Smart pointers instead of GC?
Adam D. Ruppe
destructionator at gmail.com
Sat Feb 1 20:26:15 PST 2014
On Sunday, 2 February 2014 at 03:38:03 UTC, Andrei Alexandrescu
wrote:
> Whoa, this won't work without an explosion in language
> complexity.
The complexity is already there, it is just hidden. But most the
capacity to deal with it is already there too:
Owning!T is just a struct with ~this() { free(me); }. Referencing
counting is just a struct with this(this) { payload.ref++; }
~this() { payload.ref--; } (with a few optimizations to remove
ref++; ref--;, which IMO should be there anyway!)
Borrowed is a reference we can use or copy, but must not free
(delete is deprecated!) and ought not store.

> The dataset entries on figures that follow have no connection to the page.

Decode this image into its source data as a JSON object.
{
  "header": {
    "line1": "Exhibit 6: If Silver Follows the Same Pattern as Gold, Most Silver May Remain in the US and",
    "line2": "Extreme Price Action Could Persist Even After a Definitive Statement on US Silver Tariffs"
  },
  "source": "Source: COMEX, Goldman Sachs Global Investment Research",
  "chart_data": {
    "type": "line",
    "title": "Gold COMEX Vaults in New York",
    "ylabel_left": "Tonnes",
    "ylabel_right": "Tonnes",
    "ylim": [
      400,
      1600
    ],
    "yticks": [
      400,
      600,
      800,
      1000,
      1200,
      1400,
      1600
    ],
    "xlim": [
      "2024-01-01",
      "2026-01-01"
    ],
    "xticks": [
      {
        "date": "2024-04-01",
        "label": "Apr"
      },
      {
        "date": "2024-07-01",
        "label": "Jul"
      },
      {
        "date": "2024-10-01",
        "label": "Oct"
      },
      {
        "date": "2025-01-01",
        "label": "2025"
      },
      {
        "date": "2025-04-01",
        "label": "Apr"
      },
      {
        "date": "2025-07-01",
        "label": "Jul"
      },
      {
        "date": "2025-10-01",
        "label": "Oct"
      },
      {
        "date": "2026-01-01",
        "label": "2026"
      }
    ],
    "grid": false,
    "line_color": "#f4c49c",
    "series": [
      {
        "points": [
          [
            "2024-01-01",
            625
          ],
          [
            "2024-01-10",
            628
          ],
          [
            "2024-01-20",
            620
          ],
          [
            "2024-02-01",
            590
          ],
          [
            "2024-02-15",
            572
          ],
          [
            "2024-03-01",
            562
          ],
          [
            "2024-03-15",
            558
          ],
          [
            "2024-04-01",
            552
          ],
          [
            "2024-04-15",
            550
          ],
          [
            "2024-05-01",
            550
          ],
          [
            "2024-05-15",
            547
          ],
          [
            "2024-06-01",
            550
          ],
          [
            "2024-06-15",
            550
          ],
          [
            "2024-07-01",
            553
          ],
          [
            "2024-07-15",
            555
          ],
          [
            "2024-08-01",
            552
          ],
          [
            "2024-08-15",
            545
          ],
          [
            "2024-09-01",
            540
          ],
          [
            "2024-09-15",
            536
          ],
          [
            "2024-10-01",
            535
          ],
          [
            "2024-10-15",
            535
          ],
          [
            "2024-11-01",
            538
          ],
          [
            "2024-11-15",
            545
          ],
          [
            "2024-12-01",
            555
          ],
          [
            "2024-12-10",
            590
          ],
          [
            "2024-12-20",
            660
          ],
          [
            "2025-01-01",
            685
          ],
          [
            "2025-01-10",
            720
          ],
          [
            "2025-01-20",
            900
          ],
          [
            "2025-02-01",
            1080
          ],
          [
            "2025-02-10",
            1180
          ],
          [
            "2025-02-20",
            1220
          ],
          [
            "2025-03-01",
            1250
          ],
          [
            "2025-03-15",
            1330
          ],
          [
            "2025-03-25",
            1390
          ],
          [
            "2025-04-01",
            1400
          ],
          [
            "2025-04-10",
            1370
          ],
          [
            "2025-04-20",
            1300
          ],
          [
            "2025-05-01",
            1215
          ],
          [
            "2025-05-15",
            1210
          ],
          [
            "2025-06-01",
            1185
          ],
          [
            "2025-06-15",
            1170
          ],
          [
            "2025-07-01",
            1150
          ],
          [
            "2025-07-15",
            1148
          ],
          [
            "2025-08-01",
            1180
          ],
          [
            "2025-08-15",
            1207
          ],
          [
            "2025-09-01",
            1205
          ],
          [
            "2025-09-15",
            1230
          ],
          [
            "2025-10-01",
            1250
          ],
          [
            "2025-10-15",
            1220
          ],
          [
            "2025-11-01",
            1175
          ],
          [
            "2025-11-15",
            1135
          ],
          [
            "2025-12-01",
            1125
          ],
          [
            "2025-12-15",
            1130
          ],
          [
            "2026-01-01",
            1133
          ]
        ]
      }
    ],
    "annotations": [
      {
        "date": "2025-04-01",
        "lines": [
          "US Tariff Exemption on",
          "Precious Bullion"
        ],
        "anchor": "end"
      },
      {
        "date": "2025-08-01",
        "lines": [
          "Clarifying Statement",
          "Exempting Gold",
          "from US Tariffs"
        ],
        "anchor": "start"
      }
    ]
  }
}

GC is a reference that we don't have to free AND is ok to store.
The language just conflates the latter two. And the spec even
gives us some hope that it isn't supposed to with the scope
storage class, though IMO the difference is more of a type thing
than a storage class thing. A GC reference should implicitly
convert to a borrowed reference (e.g. alias slice this;) but not
vice versa. The only way to go from borrowed -> GC (or any other
really) would be cowboy it with cast() or copying the contents.
BTW I like a lot of the ideas Rust has in this regard, but I
don't think we have to go all the way they did. But having:
char[] foo = new char[](1024);
and
char[1024] buffer;
char[] foo = buffer[];
both work and yield exactly the same type is trouble.